Merkez Antakya ilçesi Ürgenpaşa Mahallesi 75. Yıl Bulvarı’ndaki 8 katlı apartmanın, depremlerde yıkılması ve 42 kişinin yaşamını yitirmesiyle ilgili Hatay Cumhuriyet Başsavcılığı Deprem Soruşturma Bürosunca yürütülen soruşturma tamamlandı.
Tutuklu sanıklar binanın müteahhidi Mustafa Erdoğan K, statik proje müellifi Cemil U, mimar ve teknik uygulama sorumlusu Raci C. ile firari arsa ortaklarından Mustafa Kemal Ş. hakkında “bilinçli taksirle birden fazla kişinin ölümüne neden olma” suçundan 22 yıl 6’şar aya kadar hapis talebiyle hazırlanan iddianame, Hatay 3. Ağır Ceza Mahkemesince kabul edildi.
İddianamede yer alan müşteki beyanlarında, binanın saat 04.17’de Kahramanmaraş’ın Pazarcık ilçesi merkezli 7,7 büyüklüğündeki ilk depremde kısa süre içerisinde yıkıldığına yer verildi.
Depremde yıkılan 75. Yıl Apartmanı’nın yanında ve çevresindeki diğer binaların ise yıkılmayıp ayakta kaldığı belirtilen iddianamede, 1996’da yapımına başlanan binaya ilişkin zemin etüt raporunun bulunmadığı da bildirildi.
YÖNETMELİĞE YETERİNCE UYULMAMIŞ
İddianamede, Karadeniz Teknik Üniversitesi heyetince hazırlanan bilirkişi raporunda ise şu ifadelere yer verildi: “Söz konusu binanın deprem esnasında, gerekli ve yeteri mukavemeti göstermeyerek taşıyıcı sistemin düğüm noktalarında mafsallaşarak sınır deplasman değerleri aşıldığından bütünüyle yıkıldığı, enkaza ait betonun elle ufalanır durumda olduğu, görülebilir kolon ve kirişlerde malzemede ayrışmaların olduğu, binaya ait demirlerin incelenmesinde ise görülebilir yatay ve düşey elemanlardan pas paylarına dikkat edilmediği, pas payı altındaki donatılarda etriye aralıklarının olması gerekenden fazla olduğu, mesnetlere yakın kısımlarda etriye sıkıştırmasının yapılmadığı, demir bindirme payına dikkat edilmediği ve az olduğu tespit edildi.”
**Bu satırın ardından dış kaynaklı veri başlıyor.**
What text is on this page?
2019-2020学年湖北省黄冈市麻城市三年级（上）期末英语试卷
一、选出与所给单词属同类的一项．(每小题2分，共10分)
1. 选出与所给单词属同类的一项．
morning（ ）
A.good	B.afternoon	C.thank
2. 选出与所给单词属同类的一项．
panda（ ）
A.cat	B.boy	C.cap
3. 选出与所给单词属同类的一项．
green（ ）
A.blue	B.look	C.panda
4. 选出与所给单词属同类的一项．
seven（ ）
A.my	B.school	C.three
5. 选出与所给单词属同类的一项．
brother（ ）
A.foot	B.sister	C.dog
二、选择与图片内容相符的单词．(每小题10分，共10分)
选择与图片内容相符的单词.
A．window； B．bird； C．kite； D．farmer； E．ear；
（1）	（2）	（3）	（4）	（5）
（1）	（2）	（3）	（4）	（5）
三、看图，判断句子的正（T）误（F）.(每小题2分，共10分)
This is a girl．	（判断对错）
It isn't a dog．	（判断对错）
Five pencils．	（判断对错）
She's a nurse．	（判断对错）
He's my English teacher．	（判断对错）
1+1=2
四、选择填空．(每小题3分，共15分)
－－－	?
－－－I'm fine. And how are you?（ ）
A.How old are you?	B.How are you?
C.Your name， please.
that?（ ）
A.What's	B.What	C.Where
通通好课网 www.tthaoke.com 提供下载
İddianamedeki bilirkişi raporunda, “Donatı detaylandırması yetersizliği tespitiyle söz konusu binada projelendirme, yapım ve iş bitimi aşamalarında Afet Bölgelerinde Yapılacak Yapılar Hakkında Yönetmelik (1975) esasına yeterince uyulmadığı” bilgisi de yer aldı.